B. Lin,*† A. Koizumi,† N. Tanaka,‡ S. Panda,‡ and R. H. Masland†
*Department of Anatomy, The University of Hong Kong, Hong Kong
†Harvard Medical School, Boston, MA, USA
‡The Salk Institute for Biological Studies, La Jolla, CA, USA
The principal photoreceptors for image-forming vision in the retina are rod and cone cells. Loss of photoreceptor cells, as happens in a number of human diseases, such as retinitis pigmentosa and age-related macular degeneration, leads to irreversible blindness. Unfortunately, the current therapeutic treatment for retinal degeneration is very limited. Here, we asked whether it is possible to restore any vision by ectopic expression of melanopsin, a newly discovered light-sensitive photopigment, in the surviving ganglion cells. The protein melanopin is normally expressed in 2–3% of the ganglion cell population of the mouse retina. To test this intriguing possibility, we used a viral vector to express mammalian melanopsin in other retinal ganglion cells of rd/rd mice, which suffer an early degeneration of rod photoreceptors and a subsequent degeneration of cones. In each retina, melanopsin was expressed in up to 6,000 retinal ganglion cells, of many morphological types.
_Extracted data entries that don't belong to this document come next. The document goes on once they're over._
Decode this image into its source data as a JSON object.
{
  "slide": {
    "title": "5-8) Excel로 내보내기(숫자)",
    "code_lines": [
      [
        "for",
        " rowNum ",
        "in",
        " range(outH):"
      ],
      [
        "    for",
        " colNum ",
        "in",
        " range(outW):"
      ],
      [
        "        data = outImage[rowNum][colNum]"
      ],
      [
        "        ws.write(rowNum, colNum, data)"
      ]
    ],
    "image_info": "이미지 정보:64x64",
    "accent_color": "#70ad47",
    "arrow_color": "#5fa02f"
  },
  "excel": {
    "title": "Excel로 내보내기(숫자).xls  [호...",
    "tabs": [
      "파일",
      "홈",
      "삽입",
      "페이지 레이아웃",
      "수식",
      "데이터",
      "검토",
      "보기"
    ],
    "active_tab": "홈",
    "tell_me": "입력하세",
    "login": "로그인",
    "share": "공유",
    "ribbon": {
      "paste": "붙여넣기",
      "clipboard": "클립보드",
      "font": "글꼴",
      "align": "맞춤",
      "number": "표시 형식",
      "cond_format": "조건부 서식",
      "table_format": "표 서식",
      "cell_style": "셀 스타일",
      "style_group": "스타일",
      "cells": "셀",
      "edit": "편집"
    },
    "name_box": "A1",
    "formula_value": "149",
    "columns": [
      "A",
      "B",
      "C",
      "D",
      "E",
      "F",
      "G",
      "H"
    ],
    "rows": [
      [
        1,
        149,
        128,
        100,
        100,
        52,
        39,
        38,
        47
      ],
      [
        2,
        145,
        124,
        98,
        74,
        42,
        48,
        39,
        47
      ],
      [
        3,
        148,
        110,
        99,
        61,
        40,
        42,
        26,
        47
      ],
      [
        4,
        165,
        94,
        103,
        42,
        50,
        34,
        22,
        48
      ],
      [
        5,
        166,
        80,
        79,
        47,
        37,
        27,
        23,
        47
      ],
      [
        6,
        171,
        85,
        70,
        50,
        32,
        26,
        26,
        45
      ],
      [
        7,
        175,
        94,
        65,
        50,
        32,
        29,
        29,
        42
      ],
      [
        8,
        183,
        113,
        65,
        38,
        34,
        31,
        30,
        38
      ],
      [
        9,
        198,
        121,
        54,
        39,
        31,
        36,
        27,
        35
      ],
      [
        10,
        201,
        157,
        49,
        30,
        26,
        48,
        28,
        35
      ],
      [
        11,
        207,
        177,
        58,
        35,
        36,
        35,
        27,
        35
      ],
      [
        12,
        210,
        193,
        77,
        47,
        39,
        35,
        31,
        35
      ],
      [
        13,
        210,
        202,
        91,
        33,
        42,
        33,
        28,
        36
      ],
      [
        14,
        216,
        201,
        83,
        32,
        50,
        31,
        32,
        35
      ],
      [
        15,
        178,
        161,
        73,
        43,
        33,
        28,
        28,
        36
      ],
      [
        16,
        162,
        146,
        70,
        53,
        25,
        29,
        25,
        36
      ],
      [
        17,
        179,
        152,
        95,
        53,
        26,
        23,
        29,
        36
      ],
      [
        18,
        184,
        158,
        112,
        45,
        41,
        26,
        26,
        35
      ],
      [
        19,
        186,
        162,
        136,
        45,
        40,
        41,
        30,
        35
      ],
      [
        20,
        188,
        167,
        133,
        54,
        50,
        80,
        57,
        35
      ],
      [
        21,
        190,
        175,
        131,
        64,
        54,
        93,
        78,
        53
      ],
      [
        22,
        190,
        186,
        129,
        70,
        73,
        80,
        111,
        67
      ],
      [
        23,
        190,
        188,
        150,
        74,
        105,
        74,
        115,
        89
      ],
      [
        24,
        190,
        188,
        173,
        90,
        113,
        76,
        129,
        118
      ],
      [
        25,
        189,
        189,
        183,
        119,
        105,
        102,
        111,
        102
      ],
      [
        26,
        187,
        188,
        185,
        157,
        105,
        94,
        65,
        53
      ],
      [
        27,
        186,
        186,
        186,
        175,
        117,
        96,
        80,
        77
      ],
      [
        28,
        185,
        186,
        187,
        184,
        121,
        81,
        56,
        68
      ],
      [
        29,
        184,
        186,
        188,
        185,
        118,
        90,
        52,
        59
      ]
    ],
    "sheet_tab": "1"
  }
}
Whole-cell patch-clamp recording showed intrinsic photoresponses in these cells, even after degeneration of the photoreceptors and additional pharmacological or Cd++ block of synaptic function. The newly melanopsin-expressing ganglion cells provided an enhancement of visual function in the rd/rd mice: the pupillary light reflex returned almost to normal; the mice showed behavioral avoidance of light in an open field test; and they could discriminate a light stimulus from a dark one in a two-choice visual discrimination alley. These results show that an effective signaling pathway for melanopsin is not restricted to the retinal ganglion cells that normally contain melanopsin, or to any particular ganglion cell type. Expression of this or other light-sensitive proteins in the surviving retinal neurons might provide some degree of vision for humans blind due to photoreceptor degeneration.